Il messaggio del Papa al Meeting di Rimini per l’Amicizia tra i popoli cade quest’anno in due congiunture topiche. Una per il movimento di Cl, il centenario della nascita del fondatore, oggi Servo di Dio, mons. Luigi Giussani. L’altra per il contesto in cui oggi è alla prova della storia la missione del Meeting, la sollecitazione all’amicizia dei popoli: e questo contesto è la drammatica guerra in Ucraina, che questa amicizia sembra disarmare, a questa amicizia sembra togliere il terreno sotto i piedi su cui poter camminare.
Eppure, è proprio in questo contesto che risalta la perenne attualità della “trasmissione” di Giussani del messaggio cristiano, come lo qualificò nel discorso al Meeting del 1985: “Il cristianesimo non è nato per fondare una religione, è nato come passione per l’uomo. […] L’amore per l’uomo, la tenerezza per l’uomo, la passione per l’uomo, la stima assoluta per l’uomo”. Rinnovato tema di quest’anno. Una “trasmissione” del messaggio cristiano che Papa Francesco riconosce come patrimonio comune alla pastorale “umana” alla luce di Cristo, del suo pontificato e di quello del suo predecessore, Benedetto XVI.

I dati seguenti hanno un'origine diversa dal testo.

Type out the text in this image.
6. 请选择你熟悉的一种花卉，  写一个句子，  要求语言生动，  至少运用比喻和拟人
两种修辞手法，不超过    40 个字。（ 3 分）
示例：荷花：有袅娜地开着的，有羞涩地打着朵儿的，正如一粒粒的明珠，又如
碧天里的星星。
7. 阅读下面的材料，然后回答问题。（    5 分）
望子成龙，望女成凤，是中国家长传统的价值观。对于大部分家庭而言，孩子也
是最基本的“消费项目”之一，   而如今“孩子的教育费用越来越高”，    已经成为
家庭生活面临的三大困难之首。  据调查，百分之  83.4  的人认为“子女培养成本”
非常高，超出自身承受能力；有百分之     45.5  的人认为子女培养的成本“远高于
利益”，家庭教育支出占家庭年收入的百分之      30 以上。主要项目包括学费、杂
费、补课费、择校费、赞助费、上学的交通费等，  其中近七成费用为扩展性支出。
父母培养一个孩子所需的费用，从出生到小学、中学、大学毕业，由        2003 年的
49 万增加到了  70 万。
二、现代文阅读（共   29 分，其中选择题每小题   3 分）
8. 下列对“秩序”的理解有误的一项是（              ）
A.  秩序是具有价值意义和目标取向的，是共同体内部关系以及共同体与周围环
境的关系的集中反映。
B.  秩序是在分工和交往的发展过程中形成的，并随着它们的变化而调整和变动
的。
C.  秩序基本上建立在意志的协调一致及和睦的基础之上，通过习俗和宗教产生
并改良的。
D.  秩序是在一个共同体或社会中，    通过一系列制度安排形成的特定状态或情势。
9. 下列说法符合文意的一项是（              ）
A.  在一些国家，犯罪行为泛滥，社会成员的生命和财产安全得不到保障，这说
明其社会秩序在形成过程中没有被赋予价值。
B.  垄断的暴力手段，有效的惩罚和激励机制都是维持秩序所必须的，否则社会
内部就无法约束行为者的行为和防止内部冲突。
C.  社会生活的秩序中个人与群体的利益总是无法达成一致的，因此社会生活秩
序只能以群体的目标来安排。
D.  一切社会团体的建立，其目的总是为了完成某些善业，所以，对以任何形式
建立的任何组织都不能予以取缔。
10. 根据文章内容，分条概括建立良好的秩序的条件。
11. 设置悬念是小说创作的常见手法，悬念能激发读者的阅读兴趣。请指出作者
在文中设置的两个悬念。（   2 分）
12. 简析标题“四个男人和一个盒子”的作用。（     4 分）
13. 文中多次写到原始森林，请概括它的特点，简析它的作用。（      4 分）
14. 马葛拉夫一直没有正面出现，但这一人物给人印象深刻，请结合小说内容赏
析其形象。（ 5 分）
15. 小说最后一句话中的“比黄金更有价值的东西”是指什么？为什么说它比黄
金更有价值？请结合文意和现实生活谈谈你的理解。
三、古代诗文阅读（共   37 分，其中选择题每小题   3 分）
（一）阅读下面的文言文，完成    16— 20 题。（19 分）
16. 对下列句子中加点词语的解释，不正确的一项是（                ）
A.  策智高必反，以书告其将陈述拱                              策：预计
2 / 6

Una “trasmissione” ripresa nell’etica che è stata fondativa del cristianesimo fin dalle origini, ed oggi di disarmante attualità, l’unica che letteralmente può disarmare questa attualità corrusca di decine di guerre combattute in questo momento nel mondo, di cui è persino inquietante che ce ne dimentichiamo perché presi nella tragedia ucraina alle porte di casa: l’etica del Samaritano. È solo l’etica del Samaritano, che Cristo ci propone come l’uomo buono che dobbiamo essere a prescindere dal Dio creduto e persino non creduto affatto – l’uomo che ha amore, tenerezza, passione, stima assoluta (cioè sciolta dal vincolo di qualsiasi appartenenza di razza, di religione, di nazionalità) per l’uomo – che ci può salvare, anche da questo fosco presente di una globalizzazione aberrante, come ebbero a condividere a Monaco di Baviera nel 2004 Ratzinger ed Habermas.
Ed è a quest’etica che il Papa chiede al Meeting di far fare anche quest’anno qualche passo in un mondo che ne ha disperatamente bisogno. Perché è l’unica etica comune che possiamo avere insieme credenti, mal credenti, e non credenti: quella dell’uomo. L’unica che consente anche all’uomo che non crede in Dio di farsi “santo”, se non agli occhi di Dio, almeno agli occhi degli uomini e di se stesso, come ebbe a scrivere Albert Camus in un passaggio memorabile de La Peste, grande metafora della condizione umana presa dal lato più difficile: come stare insieme, come viverla con dignità, questa esposta condizione alle cose e a noi stessi.